Use the following guide to when providing customer support to help ensure your support is effective and increases customer satisfaction and loyalty for your products.
- The primary objective of your customer service is to resolve problems, answer inquiries and generally to make your customer's experience of buying your product as easy, clear and smooth as possible. At a lower level, it is an opportunity to gain insight into the concerns and opinions of customers and, as already mentioned, a chance to tailor your product or service.
- Be honest. The number one rule is to not make promises to customers unless you know you can deliver upon them. Often customers come through to you for support whenever they have already encountered problems with your product or service. To promise to remedy the situation, say by sending an update, and then fail to do so will leave customers angry and dissatisfied. If you can't solve the problem immediately, say so. Customers will tend to be more forgiving if you level with them.
- Be friendly and polite in your dealings with your customers. Ensure they feel valued by your business and that their complaints or views are genuinely taken into consideration. Courtesy costs nothing and will go a long way to building up a sound and long-term relationship with your customers.
- Use your customer service to help you to refine and hone your service or product. When customers regularly call to ask questions about the assembly instructions you provide with a certain product, for example, you should take this as a signal that the instructions are not adequately detailed or clear for all of your customers. This gives you the opportunity to provide better instructions next time, improving the customer experience as you go along and reducing the number of Help Desk tickets you receive on that particular aspect of the product or service.
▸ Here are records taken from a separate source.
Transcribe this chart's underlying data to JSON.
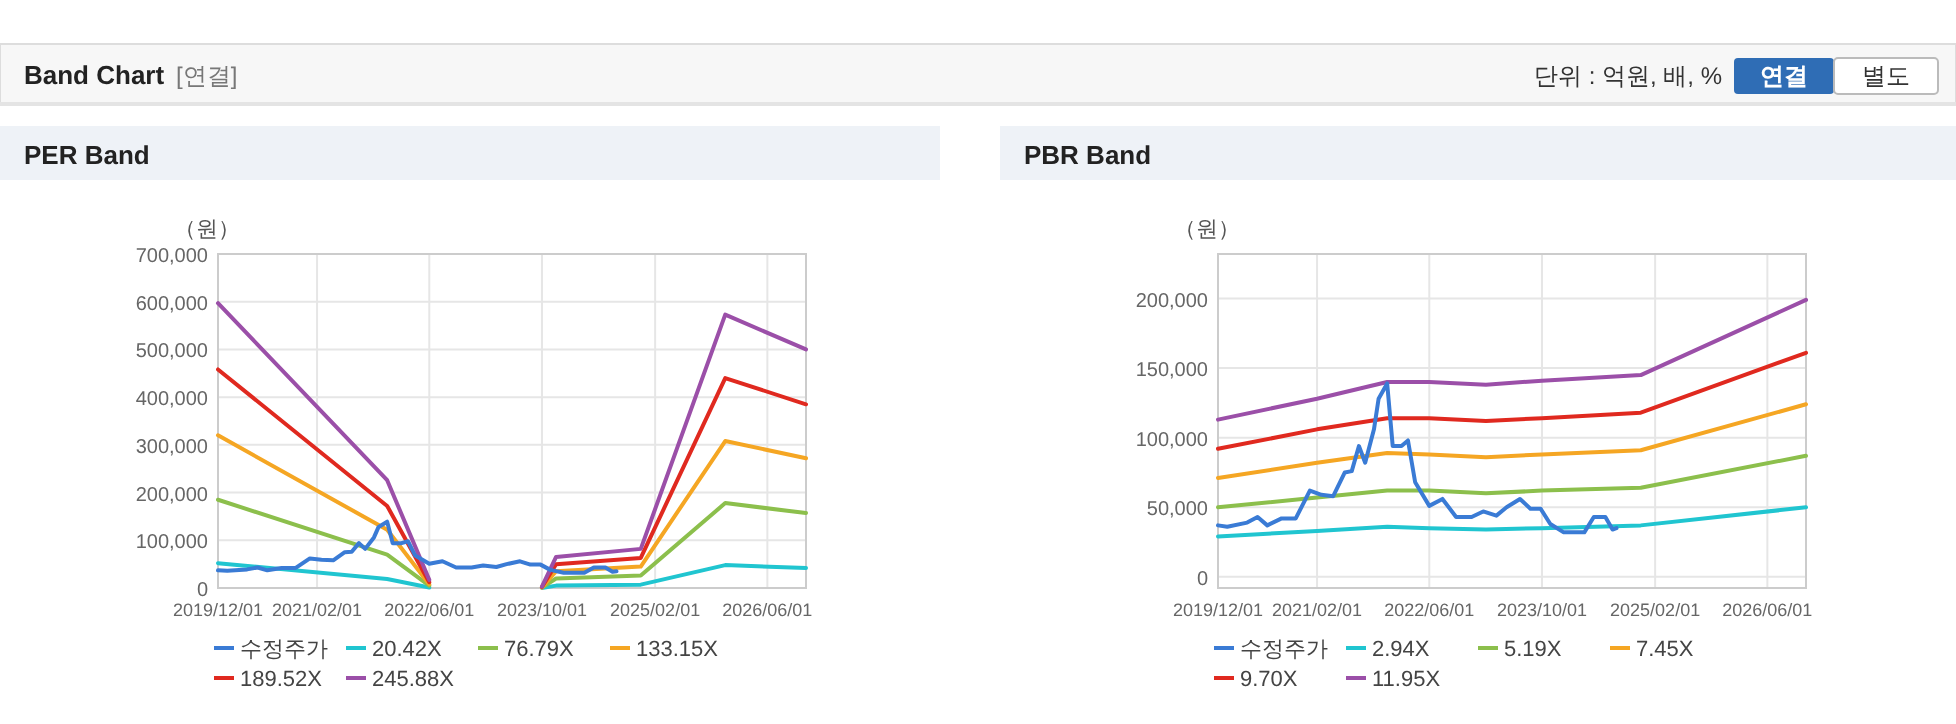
{
  "chart_data": [
    {
      "type": "line",
      "title": "PER Band",
      "ylabel": "（원）",
      "annotations": [
        "Band Chart",
        "[연결]",
        "단위 : 억원, 배, %",
        "연결",
        "별도"
      ],
      "grid": true,
      "legend": "bottom",
      "marker": "none",
      "line_style": "solid",
      "xlim": [
        "2019-12-01",
        "2026-11-15"
      ],
      "xticks": [
        {
          "value": "2019-12-01",
          "label": "2019/12/01"
        },
        {
          "value": "2021-02-01",
          "label": "2021/02/01"
        },
        {
          "value": "2022-06-01",
          "label": "2022/06/01"
        },
        {
          "value": "2023-10-01",
          "label": "2023/10/01"
        },
        {
          "value": "2025-02-01",
          "label": "2025/02/01"
        },
        {
          "value": "2026-06-01",
          "label": "2026/06/01"
        }
      ],
      "ylim": [
        0,
        700000
      ],
      "yticks": [
        {
          "value": 0,
          "label": "0"
        },
        {
          "value": 100000,
          "label": "100,000"
        },
        {
          "value": 200000,
          "label": "200,000"
        },
        {
          "value": 300000,
          "label": "300,000"
        },
        {
          "value": 400000,
          "label": "400,000"
        },
        {
          "value": 500000,
          "label": "500,000"
        },
        {
          "value": 600000,
          "label": "600,000"
        },
        {
          "value": 700000,
          "label": "700,000"
        }
      ],
      "series": [
        {
          "name": "수정주가",
          "color": "#3a7bd5",
          "x": [
            "2019-12-01",
            "2020-01-10",
            "2020-04-05",
            "2020-05-20",
            "2020-07-01",
            "2020-09-01",
            "2020-11-01",
            "2021-01-01",
            "2021-02-20",
            "2021-04-12",
            "2021-06-01",
            "2021-07-01",
            "2021-08-01",
            "2021-08-28",
            "2021-10-05",
            "2021-10-25",
            "2021-12-01",
            "2021-12-25",
            "2022-02-01",
            "2022-03-01",
            "2022-04-01",
            "2022-06-01",
            "2022-07-28",
            "2022-09-25",
            "2022-12-01",
            "2023-01-20",
            "2023-03-18",
            "2023-05-01",
            "2023-06-28",
            "2023-08-12",
            "2023-09-25",
            "2023-11-06",
            "2024-01-03",
            "2024-04-01",
            "2024-05-12",
            "2024-07-01",
            "2024-08-01",
            "2024-08-18"
          ],
          "values": [
            37000,
            36000,
            39000,
            43000,
            37000,
            42000,
            42000,
            62000,
            59000,
            58000,
            75000,
            76000,
            94000,
            82000,
            106000,
            128000,
            139000,
            94000,
            94000,
            98000,
            68000,
            51000,
            56000,
            43000,
            43000,
            47000,
            44000,
            50000,
            56000,
            49000,
            49000,
            38000,
            32000,
            32000,
            43000,
            43000,
            34000,
            35000
          ]
        },
        {
          "name": "20.42X",
          "color": "#20c5d0",
          "x": [
            "2019-12-01",
            "2021-12-01",
            "2022-06-01",
            "2023-02-01",
            "2023-10-01",
            "2023-12-01",
            "2024-12-01",
            "2025-12-01",
            "2026-11-15"
          ],
          "values": [
            52000,
            19000,
            1000,
            null,
            0,
            5000,
            7000,
            48000,
            42000
          ]
        },
        {
          "name": "76.79X",
          "color": "#8cbf4c",
          "x": [
            "2019-12-01",
            "2021-12-01",
            "2022-06-01",
            "2023-02-01",
            "2023-10-01",
            "2023-12-01",
            "2024-12-01",
            "2025-12-01",
            "2026-11-15"
          ],
          "values": [
            185000,
            70000,
            5000,
            null,
            1000,
            20000,
            26000,
            178000,
            157000
          ]
        },
        {
          "name": "133.15X",
          "color": "#f5a623",
          "x": [
            "2019-12-01",
            "2021-12-01",
            "2022-06-01",
            "2023-02-01",
            "2023-10-01",
            "2023-12-01",
            "2024-12-01",
            "2025-12-01",
            "2026-11-15"
          ],
          "values": [
            320000,
            122000,
            8000,
            null,
            1000,
            35000,
            45000,
            308000,
            272000
          ]
        },
        {
          "name": "189.52X",
          "color": "#e0291f",
          "x": [
            "2019-12-01",
            "2021-12-01",
            "2022-06-01",
            "2023-02-01",
            "2023-10-01",
            "2023-12-01",
            "2024-12-01",
            "2025-12-01",
            "2026-11-15"
          ],
          "values": [
            458000,
            172000,
            12000,
            null,
            2000,
            50000,
            63000,
            440000,
            385000
          ]
        },
        {
          "name": "245.88X",
          "color": "#9b4fa8",
          "x": [
            "2019-12-01",
            "2021-12-01",
            "2022-06-01",
            "2023-02-01",
            "2023-10-01",
            "2023-12-01",
            "2024-12-01",
            "2025-12-01",
            "2026-11-15"
          ],
          "values": [
            597000,
            226000,
            17000,
            null,
            3000,
            65000,
            82000,
            573000,
            500000
          ]
        }
      ]
    },
    {
      "type": "line",
      "title": "PBR Band",
      "ylabel": "（원）",
      "grid": true,
      "legend": "bottom",
      "marker": "none",
      "line_style": "solid",
      "xlim": [
        "2019-12-01",
        "2026-11-15"
      ],
      "xticks": [
        {
          "value": "2019-12-01",
          "label": "2019/12/01"
        },
        {
          "value": "2021-02-01",
          "label": "2021/02/01"
        },
        {
          "value": "2022-06-01",
          "label": "2022/06/01"
        },
        {
          "value": "2023-10-01",
          "label": "2023/10/01"
        },
        {
          "value": "2025-02-01",
          "label": "2025/02/01"
        },
        {
          "value": "2026-06-01",
          "label": "2026/06/01"
        }
      ],
      "ylim": [
        -8000,
        232000
      ],
      "yticks": [
        {
          "value": 0,
          "label": "0"
        },
        {
          "value": 50000,
          "label": "50,000"
        },
        {
          "value": 100000,
          "label": "100,000"
        },
        {
          "value": 150000,
          "label": "150,000"
        },
        {
          "value": 200000,
          "label": "200,000"
        }
      ],
      "series": [
        {
          "name": "수정주가",
          "color": "#3a7bd5",
          "x": [
            "2019-12-01",
            "2020-01-10",
            "2020-04-05",
            "2020-05-20",
            "2020-07-01",
            "2020-09-01",
            "2020-11-01",
            "2021-01-01",
            "2021-02-20",
            "2021-04-12",
            "2021-06-01",
            "2021-07-01",
            "2021-08-01",
            "2021-08-28",
            "2021-10-05",
            "2021-10-25",
            "2021-12-01",
            "2021-12-25",
            "2022-02-01",
            "2022-03-01",
            "2022-04-01",
            "2022-06-01",
            "2022-07-28",
            "2022-09-25",
            "2022-12-01",
            "2023-01-20",
            "2023-03-18",
            "2023-05-01",
            "2023-06-28",
            "2023-08-12",
            "2023-09-25",
            "2023-11-06",
            "2024-01-03",
            "2024-04-01",
            "2024-05-12",
            "2024-07-01",
            "2024-08-01",
            "2024-08-18"
          ],
          "values": [
            37000,
            36000,
            39000,
            43000,
            37000,
            42000,
            42000,
            62000,
            59000,
            58000,
            75000,
            76000,
            94000,
            82000,
            106000,
            128000,
            139000,
            94000,
            94000,
            98000,
            68000,
            51000,
            56000,
            43000,
            43000,
            47000,
            44000,
            50000,
            56000,
            49000,
            49000,
            38000,
            32000,
            32000,
            43000,
            43000,
            34000,
            35000
          ]
        },
        {
          "name": "2.94X",
          "color": "#20c5d0",
          "x": [
            "2019-12-01",
            "2021-02-01",
            "2021-12-01",
            "2022-06-01",
            "2023-02-01",
            "2023-10-01",
            "2024-12-01",
            "2026-11-15"
          ],
          "values": [
            29000,
            33000,
            36000,
            35000,
            34000,
            35000,
            37000,
            50000
          ]
        },
        {
          "name": "5.19X",
          "color": "#8cbf4c",
          "x": [
            "2019-12-01",
            "2021-02-01",
            "2021-12-01",
            "2022-06-01",
            "2023-02-01",
            "2023-10-01",
            "2024-12-01",
            "2026-11-15"
          ],
          "values": [
            50000,
            57000,
            62000,
            62000,
            60000,
            62000,
            64000,
            87000
          ]
        },
        {
          "name": "7.45X",
          "color": "#f5a623",
          "x": [
            "2019-12-01",
            "2021-02-01",
            "2021-12-01",
            "2022-06-01",
            "2023-02-01",
            "2023-10-01",
            "2024-12-01",
            "2026-11-15"
          ],
          "values": [
            71000,
            82000,
            89000,
            88000,
            86000,
            88000,
            91000,
            124000
          ]
        },
        {
          "name": "9.70X",
          "color": "#e0291f",
          "x": [
            "2019-12-01",
            "2021-02-01",
            "2021-12-01",
            "2022-06-01",
            "2023-02-01",
            "2023-10-01",
            "2024-12-01",
            "2026-11-15"
          ],
          "values": [
            92000,
            106000,
            114000,
            114000,
            112000,
            114000,
            118000,
            161000
          ]
        },
        {
          "name": "11.95X",
          "color": "#9b4fa8",
          "x": [
            "2019-12-01",
            "2021-02-01",
            "2021-12-01",
            "2022-06-01",
            "2023-02-01",
            "2023-10-01",
            "2024-12-01",
            "2026-11-15"
          ],
          "values": [
            113000,
            128000,
            140000,
            140000,
            138000,
            141000,
            145000,
            199000
          ]
        }
      ]
    }
  ]
}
- There's no point in getting into a heated argument with your customers where it can be avoided.
- Don't use jargon or try to blind your customers with technical speak. You will know more about the product than they do and you should seek to simplify and explain what's happening in plain, clear language. If the customer feels he is being patronized or talked down to they will be much less likely to buy from you in the future.
- Try to structure ticket updates from customers as best you can. Customers will often add lengthy Help Desk tickets with a issues and grievances. Once this is done, an experienced developer will break the problem down into specific points and summarize these back to the customer to clarify the exact nature of the complaint and to show that you are aware of what the problems are. Go through the points one by one and offer resolutions there and then. Be clear about the actions: what the customer needs to do and what you have promised to do.